Barbara Wilcox, Local Agenda 21 project coordinator for Croydon council, believes the connection between the working groups and the council's most important committee is vital in ensuring that the group's recommendations are implemented. 'It goes to the heart of the decision making process, which ensures the work is carried forward,' she said.
The initial focus of the working groups is an audit of current practice, examining possible improvements and using the council to test new ideas such as reducing staff travel.
The authority's approach was modelled on that of the Environment Cities. Leicester, the first of these, has contracted out co-ordination of its Agenda 21 consultation to Environ, a charity that emerged from Leicester Environment City. 'Local Agenda 21 is not designed solely for local authorities, it is for communities,' said Ian Roberts, Environ director.
'All sectors must come together to create a more sustainable community. We are not doing this for the councils but in partnership with them. We can involve groups who would find it more difficult to talk to a local authority, and bring in the community perspective.'
Mr Roberts argues that Environ's arms-length relationship with local authorities enables it to maintain a clearer perspective. Environ has also built up what it believes is the country's largest database of good environmental practice, gathered from around the world.
Environ puts problems to specialist working groups that include county and city officials, leaders of the private and voluntary sectors, and academics. The proposals that emerge are given to task forces of council officials to be implemented.
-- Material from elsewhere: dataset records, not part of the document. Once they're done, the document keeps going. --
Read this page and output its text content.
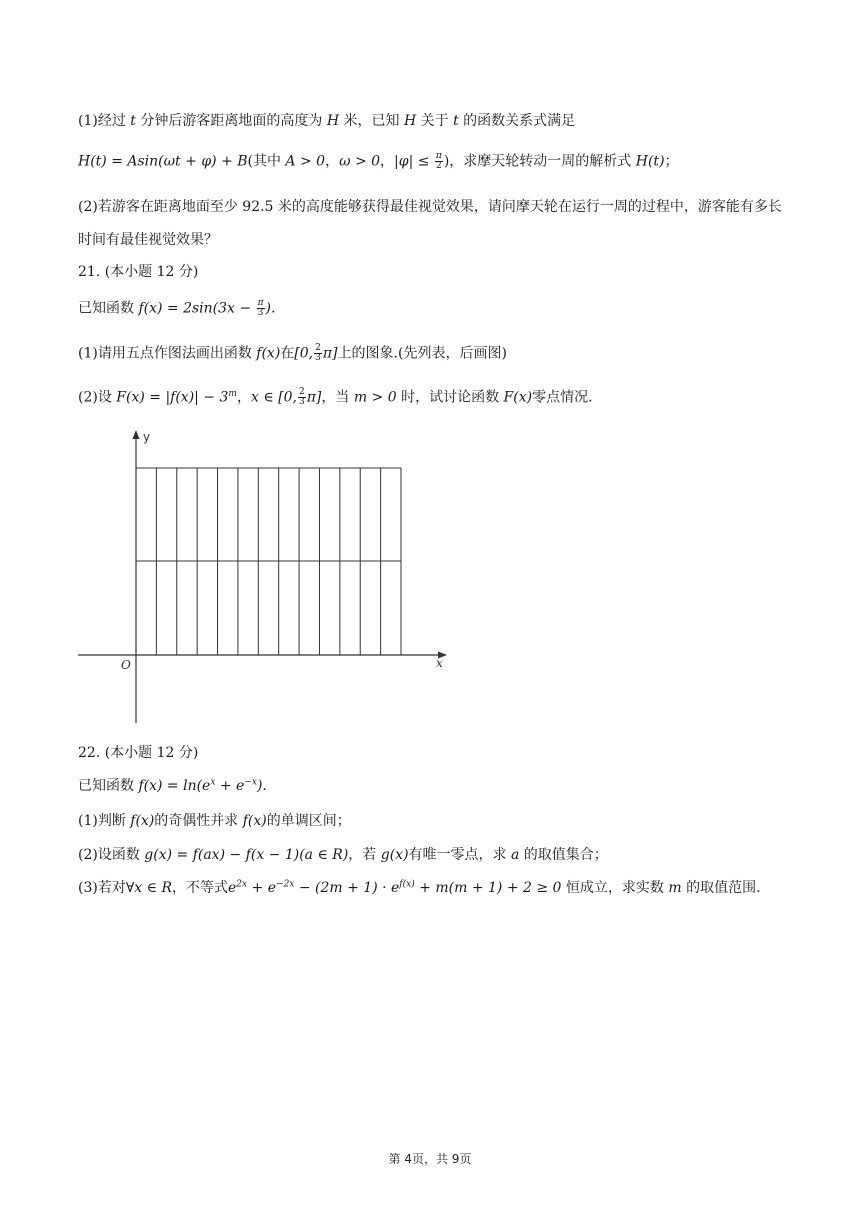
(1)经过 t 分钟后游客距离地面的高度为 H 米，已知 H 关于 t 的函数关系式满足
H(t) = Asin(ωt + φ) + B(其中 A > 0，ω > 0，$|\varphi| \le \frac{\pi}{2}$ )，求摩天轮转动一周的解析式 H(t)；
(2)若游客在距离地面至少 92.5 米的高度能够获得最佳视觉效果，请问摩天轮在运行一周的过程中，游客能有多长时间有最佳视觉效果？
21. (本小题 12 分)
已知函数 $f(x) = 2\sin(3x - \frac{\pi}{3}$ ).
(1)请用五点作图法画出函数 f(x)在[0, $\frac{2}{3} \pi$]上的图象.(先列表，后画图)
(2)设 $F(x) = |f(x)| - 3^m$，x ∈ [0, $\frac{2}{3} \pi$]，当 m > 0 时，试讨论函数 F(x)零点情况.
y
x
O
22. (本小题 12 分)
已知函数 $f(x) = \ln(e^x + e^{-x})$.
(1)判断 f(x)的奇偶性并求 f(x)的单调区间；
(2)设函数 g(x) = f(ax) − f(x − 1)(a ∈ R)，若 g(x)有唯一零点，求 a 的取值集合；
(3)若对∀x ∈ R，不等式$e^{2x} + e^{-2x} - (2m + 1) \cdot e^{f(x)} + m(m + 1) + 2 \ge 0$ 恒成立，求实数 m 的取值范围.
第 4页，共 9页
Consultations that bring in the public will begin later.
Environ is sponsored by the World Wide Fund for Nature (WWF) which is involved in Local Agenda 21 consultations elsewhere in the UK, such as in Reading where it is working with the council to provide a community consultation model for the implementation of the agenda programme.
'Local Agenda 21 is a heaven-sent mandate for those of us working in communities,' said Ken Webster, senior community education officer for WWF.
The consultations in Reading operate at neighbourhood and street levels, and WWF argues that grass-roots consultation is more likely to change personal behaviour.
'My professional experience is that both 'top down' and 'bottom up' approaches fail,' said Mr Webster. 'It has to be a combination to bring the initiatives together. We work with people to get them to look at their own neighbourhoods and, as the saying goes, to think global, act local.'
WWF is looking to work with other councils, but only where they have twinning links overseas where WWF is also active. From this, the charity wants to build better international environmental networks.
Batley, in Kirklees, has also gone for a community based consultation, as part of its City Challenge scheme. The council believes, though, that this is too time consuming to adopt on an authority wide basis. Initial consultations in Kirklees have already led to new rural footpaths and planned bicycle paths.
Dr Phil Webber, head of the environment unit at Kirklees, fears, however, that authorities may have lost too many of their powers to live up to community expectations. 'If you imagine a city as an organism,' he said, 'then the problem we have is that the brain can't control its own waste.'
He might have added that an incontinent local authority is the stuff of environmentalists' nightmares.